INVESTIGADORES
GRANITTO Pablo Miguel
artículos
Título:
Prediction of the CATS benchmark exploiting time-reversal symmetry
Autor/es:
P. F. VERDES; P. M. GRANITTO; M. I. SZELIGA; A. REBOLA; H. A. CECCATTO
Revista:
NEUROCOMPUTING
Referencias:
Año: 2007 vol. 70 p. 2363 - 2370
ISSN:
0925-2312
Resumen:
We present a general strategy for filling the missing data of the CATS benchmark time series prediction competition. Our approach builds upon a time-symmetric embedding of this time series and the use of a one-shot forecasting for each missing value inside the gaps from distant-enough delayed and forwarded predictors.

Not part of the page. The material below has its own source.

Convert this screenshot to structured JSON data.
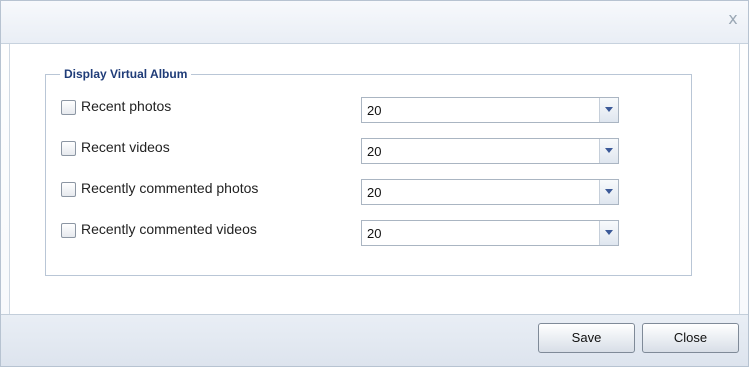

In the extrapolation region we perform standard, non-iterated forward predictions. For modeling purposes we consider bagging of multi-layer perceptrons (MLPs). We discuss two different implementations of this strategy: The first one is based on a simultaneous modeling of both large- and short-scale dynamics information, using (suitably delayed and forwarded) original CATS values and their first differences as inputs to MLPs. The second one follows a two-stage strategy, in which behaviors at different scales are modeled separately. First, the overall behavior at large scales is fitted with a smooth curve obtained by repeated application of a Savitzky-Golay filter. Then, the remaining short-scale variability is approximated using bagged MLPs. Expected error levels for these two implementations are provided according to performance on test data.